«Nisi prius adoraverit»
(San Agustín)
José Manuel Bernal
La frase está tomada de un texto de san Agustín. Aparece en su comentario al salmo 98. Refiriéndose al cuerpo del Señor en la eucaristía, las palabras de Agustín, en su redacción original latina, suenan así: Nemo autem illam carnem manducat, nisi prius adoraverit. Traducido el texto a nuestro idioma, dice: «Nadie come de esa carne a no ser que la haya adorado antes».
No voy a entrar aquí en la interpretación del enrevesado contexto en el que aparece esta afirmación de Agustín. A la postre la toma en consideración del contexto apenas si ofrecería luz alguna al esclarecimiento del tema. En todo caso, el santo obispo de Hipona se refiere a la carne que Jesús tomó de María, la carne a través de la cual Jesús se manifestó y convivió entre nosotros, la carne que él mismo nos ofrecerá como alimento: «El que come mi carne…» (Jn 6, 54).
Las palabras de Agustín se refieren al cuerpo eucarístico del Señor. A este propósito establece una especie de contraste entre «comerlo» y «adorarlo». Incluso da la impresión de que apuesta por una cierta prioridad, al menos cronológica, entre ambos gestos. Primero hay que adorar el cuerpo del Señor; luego comerlo. Más todavía; tal como suenan sus palabras, nadie puede acercarse a comer la carne del Señor si antes no la ha adorado. Al hilo de estas palabras, uno diría que Agustín da la prioridad a la adoración sobre el banquete.

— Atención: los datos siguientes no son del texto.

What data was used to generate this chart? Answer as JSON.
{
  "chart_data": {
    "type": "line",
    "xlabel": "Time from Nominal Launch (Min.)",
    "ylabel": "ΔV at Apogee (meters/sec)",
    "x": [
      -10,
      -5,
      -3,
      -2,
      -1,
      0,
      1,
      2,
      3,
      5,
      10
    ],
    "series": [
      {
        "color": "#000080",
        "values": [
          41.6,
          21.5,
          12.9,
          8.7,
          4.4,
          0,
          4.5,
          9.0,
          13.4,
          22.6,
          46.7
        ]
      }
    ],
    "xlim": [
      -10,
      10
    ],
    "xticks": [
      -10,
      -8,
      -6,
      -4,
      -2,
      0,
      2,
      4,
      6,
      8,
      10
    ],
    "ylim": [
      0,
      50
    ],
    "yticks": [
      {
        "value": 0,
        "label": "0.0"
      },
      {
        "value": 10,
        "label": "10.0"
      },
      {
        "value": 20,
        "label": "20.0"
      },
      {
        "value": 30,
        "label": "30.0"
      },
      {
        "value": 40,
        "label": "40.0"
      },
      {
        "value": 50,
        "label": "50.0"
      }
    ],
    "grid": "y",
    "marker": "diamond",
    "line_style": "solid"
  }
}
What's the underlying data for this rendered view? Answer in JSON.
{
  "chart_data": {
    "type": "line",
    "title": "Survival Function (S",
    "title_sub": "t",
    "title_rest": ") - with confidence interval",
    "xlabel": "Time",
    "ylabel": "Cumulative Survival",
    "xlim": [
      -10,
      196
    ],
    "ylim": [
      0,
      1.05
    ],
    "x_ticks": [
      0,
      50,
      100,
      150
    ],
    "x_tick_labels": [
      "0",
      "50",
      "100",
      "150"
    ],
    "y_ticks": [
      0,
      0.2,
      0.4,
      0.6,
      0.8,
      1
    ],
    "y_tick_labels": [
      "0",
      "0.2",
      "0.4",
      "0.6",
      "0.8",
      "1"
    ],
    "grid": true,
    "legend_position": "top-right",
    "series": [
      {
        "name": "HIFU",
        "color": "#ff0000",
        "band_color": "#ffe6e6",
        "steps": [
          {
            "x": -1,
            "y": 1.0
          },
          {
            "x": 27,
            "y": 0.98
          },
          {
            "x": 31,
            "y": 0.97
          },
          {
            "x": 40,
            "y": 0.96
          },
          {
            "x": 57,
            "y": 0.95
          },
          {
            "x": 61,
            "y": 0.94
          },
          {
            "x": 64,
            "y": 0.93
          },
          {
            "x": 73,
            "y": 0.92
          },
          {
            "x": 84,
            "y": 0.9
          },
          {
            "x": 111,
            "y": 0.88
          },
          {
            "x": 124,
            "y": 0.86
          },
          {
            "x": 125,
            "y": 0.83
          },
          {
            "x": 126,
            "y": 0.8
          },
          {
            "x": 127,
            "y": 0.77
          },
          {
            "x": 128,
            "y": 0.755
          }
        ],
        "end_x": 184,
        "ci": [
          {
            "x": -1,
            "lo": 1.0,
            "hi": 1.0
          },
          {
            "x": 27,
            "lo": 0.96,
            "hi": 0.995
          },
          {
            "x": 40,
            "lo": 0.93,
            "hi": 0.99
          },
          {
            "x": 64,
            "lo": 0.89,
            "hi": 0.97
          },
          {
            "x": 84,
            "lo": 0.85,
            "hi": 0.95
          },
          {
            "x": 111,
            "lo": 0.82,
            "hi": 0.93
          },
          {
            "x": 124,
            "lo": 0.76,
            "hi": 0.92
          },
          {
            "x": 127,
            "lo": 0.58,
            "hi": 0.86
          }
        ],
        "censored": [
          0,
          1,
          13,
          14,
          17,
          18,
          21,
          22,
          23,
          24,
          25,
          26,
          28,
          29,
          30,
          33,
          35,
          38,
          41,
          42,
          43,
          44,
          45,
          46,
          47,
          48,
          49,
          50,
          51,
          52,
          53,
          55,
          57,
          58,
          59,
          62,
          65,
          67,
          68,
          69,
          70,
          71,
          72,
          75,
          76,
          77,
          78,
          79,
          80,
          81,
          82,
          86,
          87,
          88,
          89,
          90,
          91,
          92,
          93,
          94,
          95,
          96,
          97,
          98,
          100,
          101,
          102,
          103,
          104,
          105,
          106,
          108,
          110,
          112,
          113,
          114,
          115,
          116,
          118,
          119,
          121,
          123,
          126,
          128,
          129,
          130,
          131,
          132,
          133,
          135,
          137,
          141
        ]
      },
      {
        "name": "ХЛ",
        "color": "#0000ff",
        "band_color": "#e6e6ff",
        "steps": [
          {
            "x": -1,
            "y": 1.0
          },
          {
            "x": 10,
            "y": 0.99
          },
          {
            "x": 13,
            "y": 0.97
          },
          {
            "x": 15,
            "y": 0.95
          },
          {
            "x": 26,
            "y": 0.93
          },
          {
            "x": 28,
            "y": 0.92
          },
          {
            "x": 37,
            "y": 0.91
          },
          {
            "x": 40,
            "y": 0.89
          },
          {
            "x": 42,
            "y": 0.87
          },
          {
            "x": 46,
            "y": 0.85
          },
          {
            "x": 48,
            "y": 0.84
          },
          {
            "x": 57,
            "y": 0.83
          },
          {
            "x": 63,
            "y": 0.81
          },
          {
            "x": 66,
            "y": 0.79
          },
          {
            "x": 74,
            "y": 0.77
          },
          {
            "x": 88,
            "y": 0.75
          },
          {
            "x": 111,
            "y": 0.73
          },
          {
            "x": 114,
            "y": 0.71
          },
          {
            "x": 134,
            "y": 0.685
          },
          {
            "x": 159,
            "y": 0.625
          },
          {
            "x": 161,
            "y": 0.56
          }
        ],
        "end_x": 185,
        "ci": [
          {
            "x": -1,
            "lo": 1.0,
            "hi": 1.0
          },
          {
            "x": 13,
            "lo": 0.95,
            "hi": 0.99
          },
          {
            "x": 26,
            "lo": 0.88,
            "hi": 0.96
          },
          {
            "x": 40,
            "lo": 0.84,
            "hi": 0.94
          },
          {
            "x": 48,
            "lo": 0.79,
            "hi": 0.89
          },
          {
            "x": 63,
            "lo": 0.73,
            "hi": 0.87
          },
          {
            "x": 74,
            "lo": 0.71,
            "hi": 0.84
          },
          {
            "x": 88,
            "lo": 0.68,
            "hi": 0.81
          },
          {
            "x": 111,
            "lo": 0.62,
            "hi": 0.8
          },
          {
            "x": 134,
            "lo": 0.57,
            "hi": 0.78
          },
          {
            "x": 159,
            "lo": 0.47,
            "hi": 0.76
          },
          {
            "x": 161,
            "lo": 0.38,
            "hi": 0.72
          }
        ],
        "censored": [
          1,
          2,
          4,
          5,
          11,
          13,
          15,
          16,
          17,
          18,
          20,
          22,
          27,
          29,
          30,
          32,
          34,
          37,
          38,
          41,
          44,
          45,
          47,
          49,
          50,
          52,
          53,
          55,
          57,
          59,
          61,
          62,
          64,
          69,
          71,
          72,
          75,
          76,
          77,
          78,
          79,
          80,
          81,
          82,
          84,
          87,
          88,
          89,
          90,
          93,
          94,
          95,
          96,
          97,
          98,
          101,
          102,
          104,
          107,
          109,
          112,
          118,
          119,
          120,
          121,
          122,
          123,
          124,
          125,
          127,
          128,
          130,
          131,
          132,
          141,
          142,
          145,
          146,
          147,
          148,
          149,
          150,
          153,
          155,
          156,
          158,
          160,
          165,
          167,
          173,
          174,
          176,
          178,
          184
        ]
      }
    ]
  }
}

Este texto de san Agustín me ha llenado de perplejidad. En algunos de mis escritos en el blog he manifestado mi pensamiento sobre el particular y he denunciado la tensión que se abre en la praxis pastoral de la Iglesia, desde la Edad Media, entre el adorar y el comer el cuerpo del Señor, entre la adoración y el banquete. He llegado a afirmar que, con el correr del tiempo, la adoración había ganado la batalla al banquete. Siempre aseguré que, sin menospreciar la importancia del culto de adoración a la eucaristía, Jesús había instituido este maravilloso sacramento, según sus mismas palabras, para ser comido, para ser nuestro alimento: «Tomad y comed…»; «El que come mi carne y bebe mi sangre…». Tomás de Aquino lo expresó claramente en la bella antífona del O sacrum convivium.
Las palabras de Agustín me obligan, sin embargo, a matizar más mi pensamiento, a revisar mis expresiones, a poner un poco de sordina a determinadas afirmaciones demasiado contundentes.
Seguramente hay actitudes y comportamientos que, aún sin corresponder a especiales recomendaciones de Jesús, resultan tan evidentes, tan de cajón (sit venia verbo!), que se imponen por sí mismas. Estoy pensando en la actitud doxológica y reverente ante la presencia viva del Señor en la eucaristía. Toda la tradición se hace eco del respeto, de la veneración, de la santa reverencia con que debemos comportarnos ante las especies sagradas, en las que el Señor, en su cuerpo y en su sangre, se hace presente en su iglesia y se convierte en alimento nuestro.
Me da vueltas en la cabeza este pensamiento. Creo que es importante decir esto y hacer este comentario. He participado en tantas celebraciones eucarísticas y he visto tantas cosas que, después de tanto alarde y de tanta elucubración teológica y pastoral, llega uno a pensar que es bueno recuperar los viejos usos de devoción y de piedad; hay que volver a las tradiciones sanas y venerables, al sentido respetuoso de lo sagrado, a los intentos de interiorización y de profundización en el misterio.
Siempre he echado de menos en nuestras celebraciones el talante doxológico de nuestras plegarias e intervenciones. Este sería el momento de ahondar en esta actitud, altamente espiritual y profunda, volcando nuestro espíritu hacia la alabanza exultante, hacia la veneración absorta y agradecida de la presencia viva del Señor, en su cuerpo y en su sangre, como comida y como bebida, imagen perfecta y anticipada del gran banquete mesiánico. Habría que conjuntar, en la unidad sacramental del banquete, la adoración reverente del cuerpo del Señor convertido para nosotros en manjar de vida.